Mai pensato di andare altrove?
«Il mio contratto scade a giugno, ma sento la fiducia del direttore di rete. Ho un modo di lavorare tranquillo, i problemi cerco di risolverli e non di crearli. Capisco che la mia fedeltà è apprezzata. Con questi presupposti non vedo perché cambiare».
A quale dei suoi colleghi si sente più simile?
«Io credo di avere varie anime che tiro fuori all’occorrenza. Ho l’anima baudiana quando faccio il gran cerimoniere; la bongiorniana quando affronto i quiz e l’arboriana quando fungo da spalla per i comici. Una grande scuola in questo è stato Alto gradimento. E oggi mi sento anche un’anima corradiana nella leggerezza della presa in giro garbata che era una sua caratteristica. Mischiare tutto e viene fuori lo spirito contiano».
E Fabrizio Frizzi che cosa le ha lasciato, umanamente e professionalmente?

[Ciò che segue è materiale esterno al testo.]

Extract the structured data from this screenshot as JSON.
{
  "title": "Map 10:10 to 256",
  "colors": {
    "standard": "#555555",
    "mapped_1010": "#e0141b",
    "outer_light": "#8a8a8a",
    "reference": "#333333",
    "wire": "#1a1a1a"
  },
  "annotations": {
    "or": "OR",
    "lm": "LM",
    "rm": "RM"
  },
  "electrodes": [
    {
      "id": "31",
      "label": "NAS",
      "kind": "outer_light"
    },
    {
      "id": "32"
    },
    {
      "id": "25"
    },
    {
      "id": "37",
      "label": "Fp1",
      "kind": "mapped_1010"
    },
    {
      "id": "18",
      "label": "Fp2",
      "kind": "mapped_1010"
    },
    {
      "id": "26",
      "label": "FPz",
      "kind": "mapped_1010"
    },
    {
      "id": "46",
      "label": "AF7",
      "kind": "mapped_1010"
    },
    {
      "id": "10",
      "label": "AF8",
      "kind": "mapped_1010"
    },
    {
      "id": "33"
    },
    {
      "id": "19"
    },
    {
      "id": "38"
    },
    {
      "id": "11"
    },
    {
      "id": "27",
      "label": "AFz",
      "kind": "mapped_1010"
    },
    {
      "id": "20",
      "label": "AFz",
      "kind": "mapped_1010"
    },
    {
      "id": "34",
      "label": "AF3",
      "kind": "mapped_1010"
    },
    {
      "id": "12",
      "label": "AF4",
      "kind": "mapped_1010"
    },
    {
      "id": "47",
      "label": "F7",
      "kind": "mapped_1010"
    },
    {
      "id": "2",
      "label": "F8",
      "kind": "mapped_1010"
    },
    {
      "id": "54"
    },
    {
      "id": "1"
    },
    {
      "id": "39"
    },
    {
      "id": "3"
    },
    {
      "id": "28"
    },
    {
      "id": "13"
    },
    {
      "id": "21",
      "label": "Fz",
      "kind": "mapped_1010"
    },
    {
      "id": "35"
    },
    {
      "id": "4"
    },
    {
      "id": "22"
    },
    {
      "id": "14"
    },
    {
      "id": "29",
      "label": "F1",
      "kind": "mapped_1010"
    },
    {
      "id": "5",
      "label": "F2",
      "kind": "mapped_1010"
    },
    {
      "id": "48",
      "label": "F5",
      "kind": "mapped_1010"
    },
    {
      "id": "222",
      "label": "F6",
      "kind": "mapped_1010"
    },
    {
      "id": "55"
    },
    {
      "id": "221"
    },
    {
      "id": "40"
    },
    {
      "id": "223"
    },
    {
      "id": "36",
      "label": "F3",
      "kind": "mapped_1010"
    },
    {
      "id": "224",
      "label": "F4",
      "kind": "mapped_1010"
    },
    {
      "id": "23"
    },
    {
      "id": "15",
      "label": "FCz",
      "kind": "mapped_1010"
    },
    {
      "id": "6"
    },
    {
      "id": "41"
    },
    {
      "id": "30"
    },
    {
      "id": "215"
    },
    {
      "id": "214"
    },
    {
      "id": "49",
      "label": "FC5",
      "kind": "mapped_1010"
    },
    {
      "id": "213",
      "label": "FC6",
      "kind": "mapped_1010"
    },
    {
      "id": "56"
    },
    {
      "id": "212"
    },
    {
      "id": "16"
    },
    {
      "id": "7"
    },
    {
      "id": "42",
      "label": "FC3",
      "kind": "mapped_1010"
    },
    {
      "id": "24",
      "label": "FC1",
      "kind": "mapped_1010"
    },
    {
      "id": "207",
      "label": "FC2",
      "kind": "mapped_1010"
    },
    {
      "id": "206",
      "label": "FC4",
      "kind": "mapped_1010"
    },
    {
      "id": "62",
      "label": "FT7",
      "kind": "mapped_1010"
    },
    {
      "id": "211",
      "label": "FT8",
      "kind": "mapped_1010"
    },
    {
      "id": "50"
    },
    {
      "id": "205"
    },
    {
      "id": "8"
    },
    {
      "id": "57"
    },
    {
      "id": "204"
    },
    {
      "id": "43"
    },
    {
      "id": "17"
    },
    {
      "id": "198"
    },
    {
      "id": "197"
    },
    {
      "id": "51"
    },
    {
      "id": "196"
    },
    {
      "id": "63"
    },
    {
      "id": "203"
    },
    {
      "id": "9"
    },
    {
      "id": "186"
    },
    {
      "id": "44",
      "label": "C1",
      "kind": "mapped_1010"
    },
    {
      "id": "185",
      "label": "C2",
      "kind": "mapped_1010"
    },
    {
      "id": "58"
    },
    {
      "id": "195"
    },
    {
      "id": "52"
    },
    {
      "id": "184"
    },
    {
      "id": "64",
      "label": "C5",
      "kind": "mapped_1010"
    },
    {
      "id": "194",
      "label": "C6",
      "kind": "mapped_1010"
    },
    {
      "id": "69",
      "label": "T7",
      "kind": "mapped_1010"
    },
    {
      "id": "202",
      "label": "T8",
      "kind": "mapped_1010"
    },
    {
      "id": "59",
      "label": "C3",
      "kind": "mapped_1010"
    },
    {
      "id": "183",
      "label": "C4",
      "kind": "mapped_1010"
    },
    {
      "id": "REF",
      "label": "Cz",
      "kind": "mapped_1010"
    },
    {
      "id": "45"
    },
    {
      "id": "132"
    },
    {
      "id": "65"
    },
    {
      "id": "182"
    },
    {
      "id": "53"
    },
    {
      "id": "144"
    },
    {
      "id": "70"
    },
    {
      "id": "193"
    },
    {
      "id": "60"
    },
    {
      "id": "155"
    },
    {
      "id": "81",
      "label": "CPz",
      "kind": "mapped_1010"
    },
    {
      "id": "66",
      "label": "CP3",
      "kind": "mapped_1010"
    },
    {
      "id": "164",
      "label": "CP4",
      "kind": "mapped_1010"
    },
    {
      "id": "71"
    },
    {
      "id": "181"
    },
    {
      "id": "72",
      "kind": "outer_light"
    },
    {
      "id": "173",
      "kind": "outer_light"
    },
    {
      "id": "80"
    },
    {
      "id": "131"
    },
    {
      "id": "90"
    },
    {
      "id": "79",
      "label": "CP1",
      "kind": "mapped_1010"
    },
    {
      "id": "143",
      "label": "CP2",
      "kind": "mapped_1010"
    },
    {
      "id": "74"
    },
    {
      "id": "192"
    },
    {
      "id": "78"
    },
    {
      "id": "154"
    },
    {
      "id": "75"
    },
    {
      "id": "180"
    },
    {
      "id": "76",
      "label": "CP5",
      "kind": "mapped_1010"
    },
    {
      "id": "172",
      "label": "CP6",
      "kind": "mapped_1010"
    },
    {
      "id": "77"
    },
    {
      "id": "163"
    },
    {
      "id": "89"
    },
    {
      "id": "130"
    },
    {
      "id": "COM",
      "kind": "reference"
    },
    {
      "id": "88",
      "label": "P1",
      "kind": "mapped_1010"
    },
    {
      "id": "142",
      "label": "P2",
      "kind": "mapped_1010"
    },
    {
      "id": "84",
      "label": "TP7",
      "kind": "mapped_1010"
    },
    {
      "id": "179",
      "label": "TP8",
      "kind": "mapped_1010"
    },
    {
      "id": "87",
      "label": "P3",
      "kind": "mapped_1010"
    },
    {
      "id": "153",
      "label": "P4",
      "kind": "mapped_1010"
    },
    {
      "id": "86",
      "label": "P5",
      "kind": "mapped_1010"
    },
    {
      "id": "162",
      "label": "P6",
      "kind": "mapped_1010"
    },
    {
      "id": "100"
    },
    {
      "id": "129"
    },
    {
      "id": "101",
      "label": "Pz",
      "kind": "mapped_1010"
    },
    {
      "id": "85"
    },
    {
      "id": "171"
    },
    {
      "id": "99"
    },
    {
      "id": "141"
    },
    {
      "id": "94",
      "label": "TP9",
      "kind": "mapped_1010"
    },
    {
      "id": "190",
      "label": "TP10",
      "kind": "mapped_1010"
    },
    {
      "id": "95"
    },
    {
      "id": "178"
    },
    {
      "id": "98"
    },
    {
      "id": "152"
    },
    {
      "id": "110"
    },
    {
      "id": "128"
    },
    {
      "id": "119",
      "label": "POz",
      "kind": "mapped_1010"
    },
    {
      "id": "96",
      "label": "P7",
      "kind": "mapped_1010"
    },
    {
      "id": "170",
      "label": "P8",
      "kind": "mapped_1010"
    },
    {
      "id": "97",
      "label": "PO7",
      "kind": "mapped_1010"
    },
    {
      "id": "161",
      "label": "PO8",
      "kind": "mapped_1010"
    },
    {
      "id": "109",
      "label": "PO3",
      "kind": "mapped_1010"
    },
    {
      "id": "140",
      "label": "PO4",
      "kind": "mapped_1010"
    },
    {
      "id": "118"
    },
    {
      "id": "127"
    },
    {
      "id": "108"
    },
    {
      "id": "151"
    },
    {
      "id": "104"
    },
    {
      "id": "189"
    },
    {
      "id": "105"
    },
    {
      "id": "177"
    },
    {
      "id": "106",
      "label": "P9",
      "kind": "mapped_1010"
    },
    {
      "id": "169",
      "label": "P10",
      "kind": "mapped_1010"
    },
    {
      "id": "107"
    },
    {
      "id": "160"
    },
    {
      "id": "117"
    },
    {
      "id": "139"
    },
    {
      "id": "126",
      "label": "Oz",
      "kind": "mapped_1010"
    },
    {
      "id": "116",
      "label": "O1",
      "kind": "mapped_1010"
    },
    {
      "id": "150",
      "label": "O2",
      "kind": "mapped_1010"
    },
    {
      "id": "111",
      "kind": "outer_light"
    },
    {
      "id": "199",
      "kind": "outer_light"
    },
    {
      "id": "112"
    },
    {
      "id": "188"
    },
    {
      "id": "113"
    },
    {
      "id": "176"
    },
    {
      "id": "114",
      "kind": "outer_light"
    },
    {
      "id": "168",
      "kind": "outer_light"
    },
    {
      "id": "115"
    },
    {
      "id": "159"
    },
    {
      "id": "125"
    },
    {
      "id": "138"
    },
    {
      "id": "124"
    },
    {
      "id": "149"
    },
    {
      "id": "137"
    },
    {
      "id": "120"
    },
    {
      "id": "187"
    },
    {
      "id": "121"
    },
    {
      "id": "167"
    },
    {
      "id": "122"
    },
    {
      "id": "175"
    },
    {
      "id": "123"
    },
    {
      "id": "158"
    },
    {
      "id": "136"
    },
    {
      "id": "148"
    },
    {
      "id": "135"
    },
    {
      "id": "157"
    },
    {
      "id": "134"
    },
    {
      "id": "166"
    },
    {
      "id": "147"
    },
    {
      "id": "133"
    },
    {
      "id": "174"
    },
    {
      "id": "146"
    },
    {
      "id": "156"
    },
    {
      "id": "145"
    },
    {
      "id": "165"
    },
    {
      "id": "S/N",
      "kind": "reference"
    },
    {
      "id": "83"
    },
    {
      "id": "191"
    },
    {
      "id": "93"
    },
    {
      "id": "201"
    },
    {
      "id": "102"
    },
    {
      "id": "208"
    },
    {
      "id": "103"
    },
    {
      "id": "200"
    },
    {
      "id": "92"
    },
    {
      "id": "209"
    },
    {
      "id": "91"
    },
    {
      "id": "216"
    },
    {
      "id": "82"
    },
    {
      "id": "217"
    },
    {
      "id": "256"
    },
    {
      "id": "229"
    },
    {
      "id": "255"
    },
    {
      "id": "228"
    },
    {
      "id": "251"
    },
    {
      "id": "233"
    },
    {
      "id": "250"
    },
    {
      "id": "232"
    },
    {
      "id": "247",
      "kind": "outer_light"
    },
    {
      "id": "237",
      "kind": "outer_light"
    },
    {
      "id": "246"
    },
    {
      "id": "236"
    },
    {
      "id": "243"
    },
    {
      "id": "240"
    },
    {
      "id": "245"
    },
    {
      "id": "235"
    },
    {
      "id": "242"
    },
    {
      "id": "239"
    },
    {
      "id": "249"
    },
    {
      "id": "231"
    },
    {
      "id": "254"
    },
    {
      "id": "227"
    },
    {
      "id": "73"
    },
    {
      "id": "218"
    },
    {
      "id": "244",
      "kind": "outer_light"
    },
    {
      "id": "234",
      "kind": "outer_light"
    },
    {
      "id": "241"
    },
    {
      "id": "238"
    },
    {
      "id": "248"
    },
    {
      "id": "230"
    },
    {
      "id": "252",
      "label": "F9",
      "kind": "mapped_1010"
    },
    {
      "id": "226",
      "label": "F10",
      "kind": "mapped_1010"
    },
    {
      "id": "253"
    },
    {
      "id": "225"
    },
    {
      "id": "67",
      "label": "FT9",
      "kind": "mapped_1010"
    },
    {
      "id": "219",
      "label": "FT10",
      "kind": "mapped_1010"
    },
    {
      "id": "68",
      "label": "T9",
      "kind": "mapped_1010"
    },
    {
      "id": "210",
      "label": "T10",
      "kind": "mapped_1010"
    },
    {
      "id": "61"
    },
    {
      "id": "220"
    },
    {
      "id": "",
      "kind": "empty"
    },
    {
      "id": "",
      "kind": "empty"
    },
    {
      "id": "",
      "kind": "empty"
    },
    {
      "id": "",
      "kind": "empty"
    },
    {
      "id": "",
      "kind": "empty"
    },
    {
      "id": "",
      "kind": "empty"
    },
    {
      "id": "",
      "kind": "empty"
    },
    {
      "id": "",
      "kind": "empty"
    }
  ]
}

«Umanamente tutto: l’esempio della sua persona, così delicata, educata, attenta agli altri. Professionalmente tantissimo. Innanzitutto la normalità, il garbo, l’ronia, la correttezza estrema e la bravura, caratteristiche che l’hanno fatto amare dal pubblico in maniera totalizzante».
Le amicizie contano molto per lei. Penso a Pieraccioni e a Panariello. Con loro fa anche un tour teatrale.
«E ci divertiamo moltissimo. Il pubblico lo sente e ci segue. Oramai non sappiamo più quanto è copione e quanto improvvisazione. Alla base c’è un grande affetto e una stima professionale reciproca enorme. Perché senza quella neppure lo scherzo viene bene».